ときは1962年、黒人ピアニストのドクター・ドン・シャーリー(役:マハーシャラ・アリ)がイタリア系の運転手、トニー・リップ(役:ヴィゴ・モーテンセン)とともに、8週間に渡る米南部へのコンサートツアーに出た際に起こった出来事を綴った映画です。

当時の米南部は、公民権運動の真っ只中。まだ、ホテルや公共施設でも白人と黒人が分けられていた時代です。ニューヨークに暮らし、ホワイトハウスでも演奏をするほど地位と名声を得ていたシャーリーは、あえて地元を飛び出し、そんな南部へのツアーを敢行しました。その際、名門クラブ、コパカバーナの用心棒として実績があったリップの評判を聞き、ツアーの運転手兼ボディーガードとして雇ったのでした。

「グリーンブック」とは、1964年まで米国で発行されていた、黒人が利用できる施設を記載したガイドブックのこと。彼らはこれを頼りに南部への旅に出たのです。

当初、自らも黒人に対し差別感情を持っていたリップでしたが、旅の先々で、シャーリーへの露骨な差別的扱いを目の当たりにし、意識が変わっていきます。

幼い頃から音楽の英才教育を受け、豪華な部屋で王様のような暮らしをしていたシャーリーと、ニューヨーク市ブロンクスの労働者階級出身のリップ。人種も置かれている境遇も全く違う2人が一緒に旅をし、ときにぶつかり合い、困惑しながらも次第に距離を縮めていく様が描かれています。

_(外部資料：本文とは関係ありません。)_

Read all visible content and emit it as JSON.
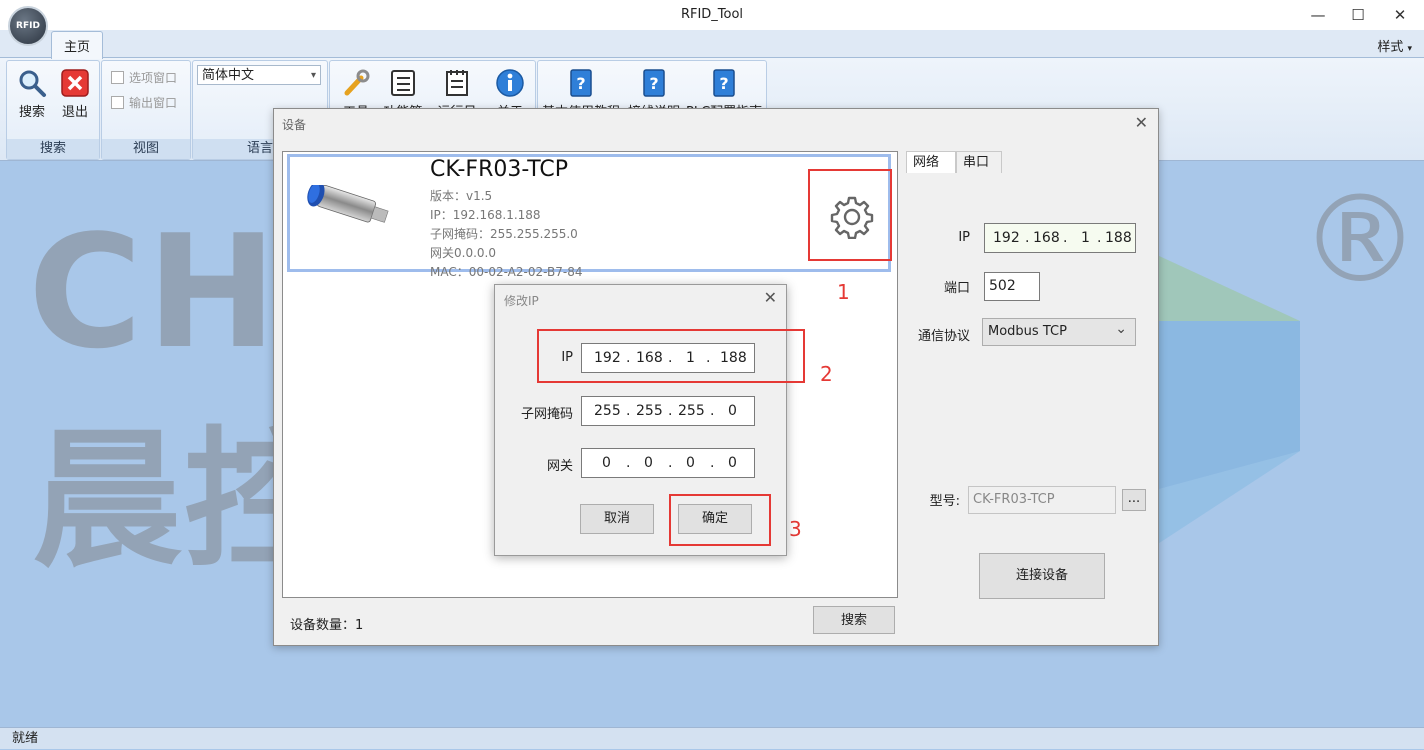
{
  "window": {
    "title": "RFID_Tool",
    "logo_text": "RFID",
    "minimize_icon": "minimize-icon",
    "maximize_icon": "maximize-icon",
    "close_icon": "close-icon"
  },
  "ribbon": {
    "tabs": [
      {
        "label": "主页",
        "active": true
      }
    ],
    "style_menu": "样式",
    "groups": {
      "search": {
        "label": "搜索",
        "buttons": [
          {
            "label": "搜索",
            "icon": "magnifier-icon"
          },
          {
            "label": "退出",
            "icon": "exit-icon"
          }
        ]
      },
      "view": {
        "label": "视图",
        "checkboxes": [
          {
            "label": "选项窗口",
            "checked": false
          },
          {
            "label": "输出窗口",
            "checked": false
          }
        ]
      },
      "language": {
        "label": "语言",
        "selected": "简体中文"
      },
      "tools": {
        "buttons": [
          {
            "label": "工具",
            "icon": "wrench-icon"
          },
          {
            "label": "功能管理",
            "icon": "checklist-icon"
          },
          {
            "label": "运行日志",
            "icon": "log-icon"
          },
          {
            "label": "关于",
            "icon": "info-icon"
          }
        ]
      },
      "help": {
        "buttons": [
          {
            "label": "基本使用教程",
            "icon": "help-book-icon"
          },
          {
            "label": "接线说明",
            "icon": "help-book-icon"
          },
          {
            "label": "PLC配置指南",
            "icon": "help-book-icon"
          }
        ]
      }
    }
  },
  "watermark": {
    "brand": "CHENKONG",
    "cn": "晨控智能",
    "registered": "®"
  },
  "device_dialog": {
    "title": "设备",
    "device": {
      "name": "CK-FR03-TCP",
      "version": "版本：v1.5",
      "ip": "IP：192.168.1.188",
      "subnet": "子网掩码：255.255.255.0",
      "gateway": "网关0.0.0.0",
      "mac": "MAC：00-02-A2-02-B7-84"
    },
    "count_label": "设备数量：1",
    "search_button": "搜索",
    "tabs": [
      "网络",
      "串口"
    ],
    "ip_label": "IP",
    "ip_octets": [
      "192",
      "168",
      "1",
      "188"
    ],
    "port_label": "端口",
    "port_value": "502",
    "protocol_label": "通信协议",
    "protocol_value": "Modbus TCP",
    "model_label": "型号:",
    "model_value": "CK-FR03-TCP",
    "browse_button": "...",
    "connect_button": "连接设备"
  },
  "modify_ip_dialog": {
    "title": "修改IP",
    "ip_label": "IP",
    "ip_octets": [
      "192",
      "168",
      "1",
      "188"
    ],
    "subnet_label": "子网掩码",
    "subnet_octets": [
      "255",
      "255",
      "255",
      "0"
    ],
    "gateway_label": "网关",
    "gateway_octets": [
      "0",
      "0",
      "0",
      "0"
    ],
    "cancel_button": "取消",
    "ok_button": "确定"
  },
  "annotations": {
    "step1": "1",
    "step2": "2",
    "step3": "3",
    "highlight_color": "#e53935"
  },
  "status": {
    "text": "就绪"
  }
}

これは地位や立場を超えた友情の物語であり、多くの人が持ちがちな人種に対するステレオタイプ的な先入観を戒めるメッセージも込められています。

なお、この映画は冒頭に「Inspired by true story(実話に基づく)」とあります。描かれ方の正確さはともかく、制作者サイドによると映画の中で出てくる出来事は大方実際に起こったことだそうです。

しかし、留意すべきは、これはあくまでもトニー・リップ側の視点に立った「事実」である点です。当事者のリップ、シャーリーともに既に故人であり、本人たちはこの映画の制作には関わっていません。

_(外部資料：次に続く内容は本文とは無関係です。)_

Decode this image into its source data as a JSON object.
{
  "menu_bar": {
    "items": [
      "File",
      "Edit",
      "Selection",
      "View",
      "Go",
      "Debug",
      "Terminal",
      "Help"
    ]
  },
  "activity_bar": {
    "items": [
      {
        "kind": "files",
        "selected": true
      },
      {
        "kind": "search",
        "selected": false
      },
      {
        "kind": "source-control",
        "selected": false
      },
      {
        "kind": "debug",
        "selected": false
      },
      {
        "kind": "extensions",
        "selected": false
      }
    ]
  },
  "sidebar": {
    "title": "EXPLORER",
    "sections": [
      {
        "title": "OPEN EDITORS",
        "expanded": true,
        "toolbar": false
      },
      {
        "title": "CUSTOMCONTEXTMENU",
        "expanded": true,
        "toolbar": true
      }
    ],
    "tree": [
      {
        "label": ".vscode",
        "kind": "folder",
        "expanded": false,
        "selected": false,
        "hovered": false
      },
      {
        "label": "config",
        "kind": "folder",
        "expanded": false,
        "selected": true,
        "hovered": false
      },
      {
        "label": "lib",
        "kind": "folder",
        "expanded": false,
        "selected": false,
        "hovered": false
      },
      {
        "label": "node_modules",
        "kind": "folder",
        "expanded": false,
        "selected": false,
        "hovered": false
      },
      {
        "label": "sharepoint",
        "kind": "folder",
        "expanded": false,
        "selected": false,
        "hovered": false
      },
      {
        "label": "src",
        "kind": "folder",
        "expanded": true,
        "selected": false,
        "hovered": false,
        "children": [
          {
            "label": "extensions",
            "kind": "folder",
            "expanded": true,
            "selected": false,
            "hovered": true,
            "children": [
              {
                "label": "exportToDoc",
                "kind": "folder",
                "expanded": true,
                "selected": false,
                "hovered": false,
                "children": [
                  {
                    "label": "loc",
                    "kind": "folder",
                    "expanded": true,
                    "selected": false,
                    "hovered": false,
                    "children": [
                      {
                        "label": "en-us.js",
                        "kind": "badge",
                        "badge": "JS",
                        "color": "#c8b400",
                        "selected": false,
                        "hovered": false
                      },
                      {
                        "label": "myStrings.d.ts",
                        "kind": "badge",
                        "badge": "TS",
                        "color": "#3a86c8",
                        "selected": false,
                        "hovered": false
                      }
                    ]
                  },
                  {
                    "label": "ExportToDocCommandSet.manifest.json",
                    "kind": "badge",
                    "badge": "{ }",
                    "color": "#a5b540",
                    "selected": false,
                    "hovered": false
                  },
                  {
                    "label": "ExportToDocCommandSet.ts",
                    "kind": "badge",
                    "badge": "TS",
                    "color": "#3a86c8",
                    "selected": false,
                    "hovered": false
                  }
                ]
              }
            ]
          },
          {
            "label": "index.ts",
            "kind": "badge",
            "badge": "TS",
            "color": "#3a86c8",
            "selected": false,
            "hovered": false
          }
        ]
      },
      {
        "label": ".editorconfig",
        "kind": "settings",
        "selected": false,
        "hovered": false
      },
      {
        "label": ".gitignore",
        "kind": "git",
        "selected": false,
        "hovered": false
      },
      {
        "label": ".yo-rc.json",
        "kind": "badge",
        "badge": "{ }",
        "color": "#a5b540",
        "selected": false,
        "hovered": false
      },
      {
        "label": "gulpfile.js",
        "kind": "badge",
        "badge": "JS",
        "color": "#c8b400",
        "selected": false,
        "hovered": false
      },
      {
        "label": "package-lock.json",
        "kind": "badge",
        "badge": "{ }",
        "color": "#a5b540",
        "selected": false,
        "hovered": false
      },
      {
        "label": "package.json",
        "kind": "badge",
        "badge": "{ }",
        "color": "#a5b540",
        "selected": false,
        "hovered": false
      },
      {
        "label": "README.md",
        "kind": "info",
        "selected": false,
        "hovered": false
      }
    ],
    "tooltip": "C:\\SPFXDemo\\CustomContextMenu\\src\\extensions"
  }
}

脚本家の一人は、リップの息子、ニック・バレロンガであり、ストーリーは彼が生前の父親から聞いた話が元になっています。

この映画が米国で発表されて間もなく、ドン・シャーリーの弟モーリスを始め、シャーリー家からは、「白人視点の歪曲されたストーリー」と非難の声が上がりました。ここは、実在人物を題材とした映画の難しいところでしょう。この映画にはシャーリーの家族は加わっていないし、事前の相談も一切なかったそうです。

シャーリーの家族から具体的な指摘はあるものの、実際のところ、どの程度事実が歪められているか僕にはわかりません。しかし、純粋に映画として見れば、とても感動的でユーモアに溢れたいい話だし、よくできていると感じました。史実を正確に伝えるドキュメンタリーではなく、あくまでも実話を元に作られたストーリーと考えれば、この映画は見る価値は十分あります。

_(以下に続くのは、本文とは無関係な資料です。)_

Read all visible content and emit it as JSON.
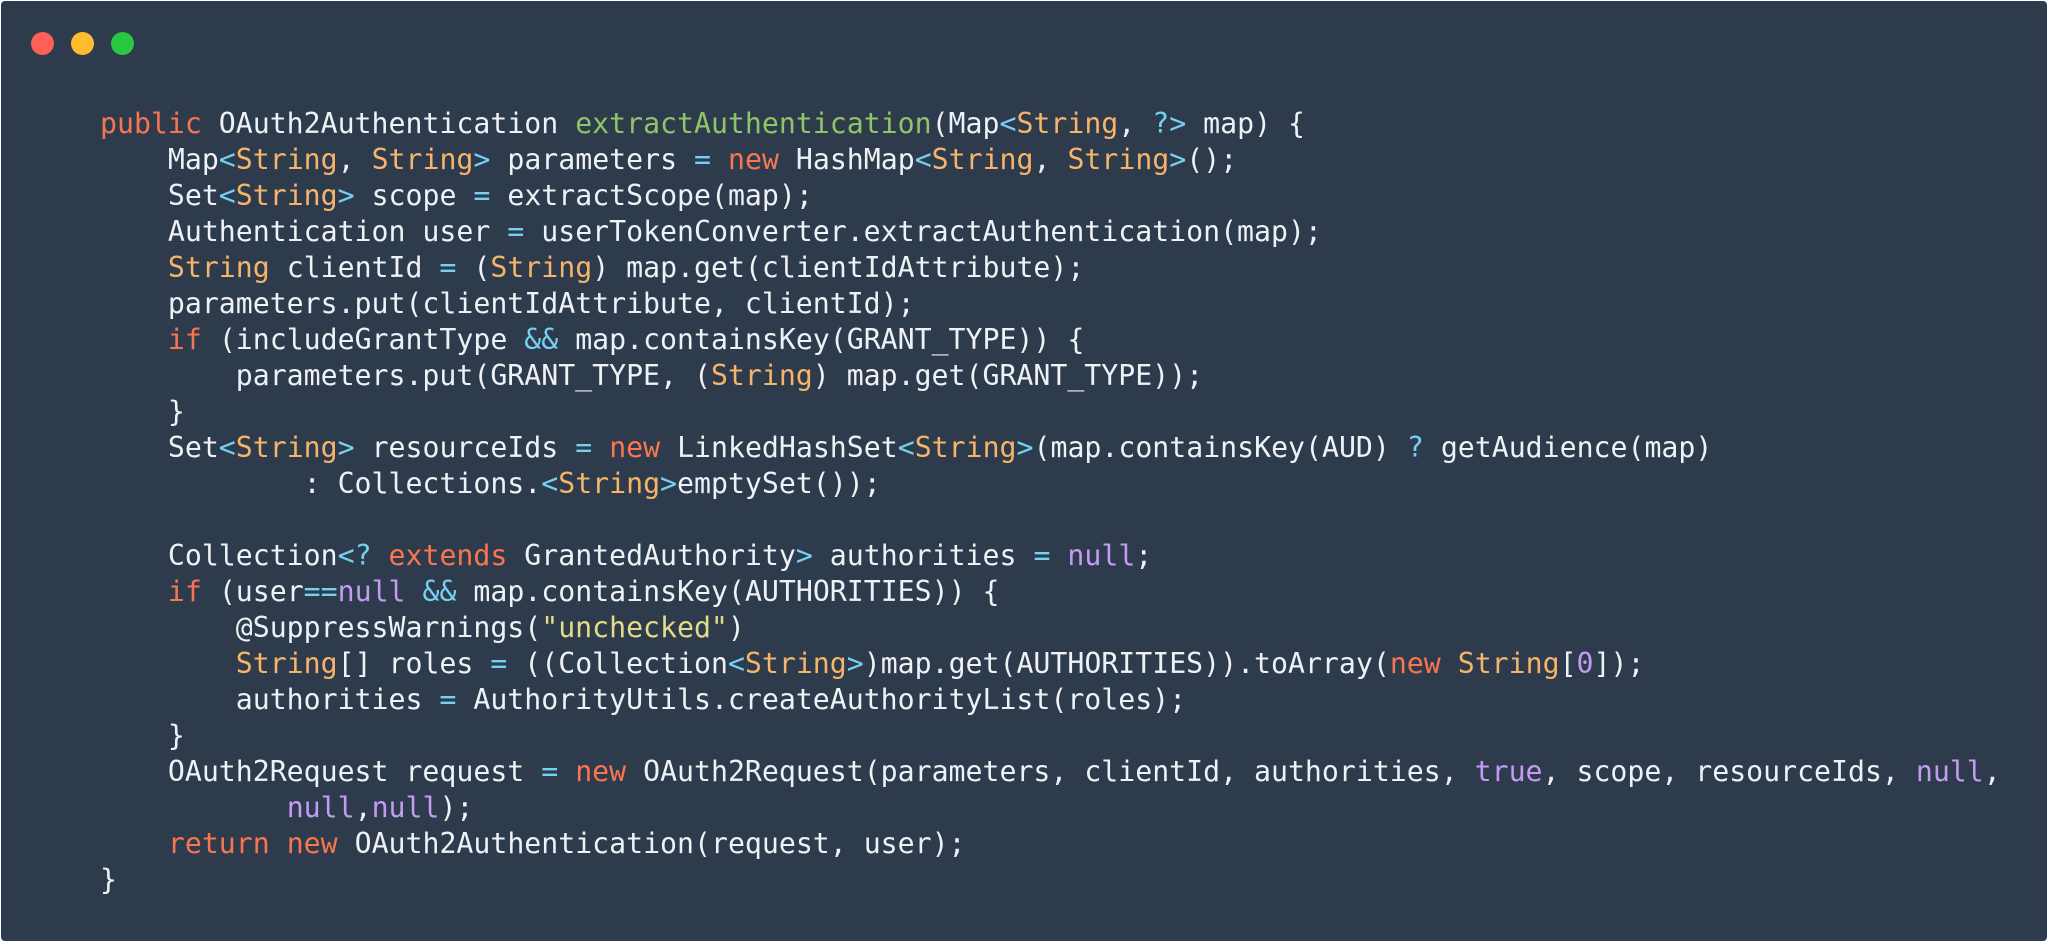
{
  "window": {
    "background": "#2e3b4c",
    "controls": [
      {
        "name": "close",
        "color": "#fe5f57"
      },
      {
        "name": "minimize",
        "color": "#febc2e"
      },
      {
        "name": "maximize",
        "color": "#28c840"
      }
    ]
  },
  "theme": {
    "plain": "#eef1f5",
    "keyword": "#f7764f",
    "type": "#f5b469",
    "function": "#8fc468",
    "operator": "#76d1f1",
    "constant": "#c39cf2",
    "string": "#e2dd88"
  },
  "code_lines": [
    [
      [
        "keyword",
        "public"
      ],
      [
        "plain",
        " OAuth2Authentication "
      ],
      [
        "function",
        "extractAuthentication"
      ],
      [
        "plain",
        "(Map"
      ],
      [
        "operator",
        "<"
      ],
      [
        "type",
        "String"
      ],
      [
        "plain",
        ", "
      ],
      [
        "operator",
        "?>"
      ],
      [
        "plain",
        " map) {"
      ]
    ],
    [
      [
        "plain",
        "    Map"
      ],
      [
        "operator",
        "<"
      ],
      [
        "type",
        "String"
      ],
      [
        "plain",
        ", "
      ],
      [
        "type",
        "String"
      ],
      [
        "operator",
        ">"
      ],
      [
        "plain",
        " parameters "
      ],
      [
        "operator",
        "="
      ],
      [
        "plain",
        " "
      ],
      [
        "keyword",
        "new"
      ],
      [
        "plain",
        " HashMap"
      ],
      [
        "operator",
        "<"
      ],
      [
        "type",
        "String"
      ],
      [
        "plain",
        ", "
      ],
      [
        "type",
        "String"
      ],
      [
        "operator",
        ">"
      ],
      [
        "plain",
        "();"
      ]
    ],
    [
      [
        "plain",
        "    Set"
      ],
      [
        "operator",
        "<"
      ],
      [
        "type",
        "String"
      ],
      [
        "operator",
        ">"
      ],
      [
        "plain",
        " scope "
      ],
      [
        "operator",
        "="
      ],
      [
        "plain",
        " extractScope(map);"
      ]
    ],
    [
      [
        "plain",
        "    Authentication user "
      ],
      [
        "operator",
        "="
      ],
      [
        "plain",
        " userTokenConverter.extractAuthentication(map);"
      ]
    ],
    [
      [
        "plain",
        "    "
      ],
      [
        "type",
        "String"
      ],
      [
        "plain",
        " clientId "
      ],
      [
        "operator",
        "="
      ],
      [
        "plain",
        " ("
      ],
      [
        "type",
        "String"
      ],
      [
        "plain",
        ") map.get(clientIdAttribute);"
      ]
    ],
    [
      [
        "plain",
        "    parameters.put(clientIdAttribute, clientId);"
      ]
    ],
    [
      [
        "plain",
        "    "
      ],
      [
        "keyword",
        "if"
      ],
      [
        "plain",
        " (includeGrantType "
      ],
      [
        "operator",
        "&&"
      ],
      [
        "plain",
        " map.containsKey(GRANT_TYPE)) {"
      ]
    ],
    [
      [
        "plain",
        "        parameters.put(GRANT_TYPE, ("
      ],
      [
        "type",
        "String"
      ],
      [
        "plain",
        ") map.get(GRANT_TYPE));"
      ]
    ],
    [
      [
        "plain",
        "    }"
      ]
    ],
    [
      [
        "plain",
        "    Set"
      ],
      [
        "operator",
        "<"
      ],
      [
        "type",
        "String"
      ],
      [
        "operator",
        ">"
      ],
      [
        "plain",
        " resourceIds "
      ],
      [
        "operator",
        "="
      ],
      [
        "plain",
        " "
      ],
      [
        "keyword",
        "new"
      ],
      [
        "plain",
        " LinkedHashSet"
      ],
      [
        "operator",
        "<"
      ],
      [
        "type",
        "String"
      ],
      [
        "operator",
        ">"
      ],
      [
        "plain",
        "(map.containsKey(AUD) "
      ],
      [
        "operator",
        "?"
      ],
      [
        "plain",
        " getAudience(map)"
      ]
    ],
    [
      [
        "plain",
        "            : Collections."
      ],
      [
        "operator",
        "<"
      ],
      [
        "type",
        "String"
      ],
      [
        "operator",
        ">"
      ],
      [
        "plain",
        "emptySet());"
      ]
    ],
    [],
    [
      [
        "plain",
        "    Collection"
      ],
      [
        "operator",
        "<?"
      ],
      [
        "plain",
        " "
      ],
      [
        "keyword",
        "extends"
      ],
      [
        "plain",
        " GrantedAuthority"
      ],
      [
        "operator",
        ">"
      ],
      [
        "plain",
        " authorities "
      ],
      [
        "operator",
        "="
      ],
      [
        "plain",
        " "
      ],
      [
        "constant",
        "null"
      ],
      [
        "plain",
        ";"
      ]
    ],
    [
      [
        "plain",
        "    "
      ],
      [
        "keyword",
        "if"
      ],
      [
        "plain",
        " (user"
      ],
      [
        "operator",
        "=="
      ],
      [
        "constant",
        "null"
      ],
      [
        "plain",
        " "
      ],
      [
        "operator",
        "&&"
      ],
      [
        "plain",
        " map.containsKey(AUTHORITIES)) {"
      ]
    ],
    [
      [
        "plain",
        "        @SuppressWarnings("
      ],
      [
        "string",
        "\"unchecked\""
      ],
      [
        "plain",
        ")"
      ]
    ],
    [
      [
        "plain",
        "        "
      ],
      [
        "type",
        "String"
      ],
      [
        "plain",
        "[] roles "
      ],
      [
        "operator",
        "="
      ],
      [
        "plain",
        " ((Collection"
      ],
      [
        "operator",
        "<"
      ],
      [
        "type",
        "String"
      ],
      [
        "operator",
        ">"
      ],
      [
        "plain",
        ")map.get(AUTHORITIES)).toArray("
      ],
      [
        "keyword",
        "new"
      ],
      [
        "plain",
        " "
      ],
      [
        "type",
        "String"
      ],
      [
        "plain",
        "["
      ],
      [
        "constant",
        "0"
      ],
      [
        "plain",
        "]);"
      ]
    ],
    [
      [
        "plain",
        "        authorities "
      ],
      [
        "operator",
        "="
      ],
      [
        "plain",
        " AuthorityUtils.createAuthorityList(roles);"
      ]
    ],
    [
      [
        "plain",
        "    }"
      ]
    ],
    [
      [
        "plain",
        "    OAuth2Request request "
      ],
      [
        "operator",
        "="
      ],
      [
        "plain",
        " "
      ],
      [
        "keyword",
        "new"
      ],
      [
        "plain",
        " OAuth2Request(parameters, clientId, authorities, "
      ],
      [
        "constant",
        "true"
      ],
      [
        "plain",
        ", scope, resourceIds, "
      ],
      [
        "constant",
        "null"
      ],
      [
        "plain",
        ","
      ]
    ],
    [
      [
        "plain",
        "           "
      ],
      [
        "constant",
        "null"
      ],
      [
        "plain",
        ","
      ],
      [
        "constant",
        "null"
      ],
      [
        "plain",
        ");"
      ]
    ],
    [
      [
        "plain",
        "    "
      ],
      [
        "keyword",
        "return"
      ],
      [
        "plain",
        " "
      ],
      [
        "keyword",
        "new"
      ],
      [
        "plain",
        " OAuth2Authentication(request, user);"
      ]
    ],
    [
      [
        "plain",
        "}"
      ]
    ]
  ]
}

シャーリーがなぜあえて南部ツアーをする決断をしたかをシャーリーの共演者がリップに語るシーンは印象的でした。映画ではシャーリーが暴力には反対しつつも、人種差別に向き合っていこうとする姿勢が描かれています。

シャーリーの家族は、この映画をシャーリー本人や黒人社会に対する侮辱と捉えているようですが、僕はそのような印象は持ちませんでした。逆に、シャーリーという卓越したアーティストに今一度注目が集まるよいきっかけになるのではと感じました。

どのように感じるかは人それぞれなので、ぜひご自分で確認してみてください。

最後に映画に使われた音楽についてですが、これは期待したほど濃いものではなかったです。シャーリーのコンサートシーンは比較的さらっとしていましたし、BGMで流れる音楽についても、あくまでもBGMという感じです。

道中でラジオから流れるリトル・リチャードやアレサ・フランクリンなどのR&B、ロックンロールをシャーリーが知らなかったことをリップが「マジか?それでも黒人か?」と驚くシーンがあったり、バーミンガムのバーでシャーリーがR&Bバンドと即興で共演するシーンなどもあり、それは面白かったです。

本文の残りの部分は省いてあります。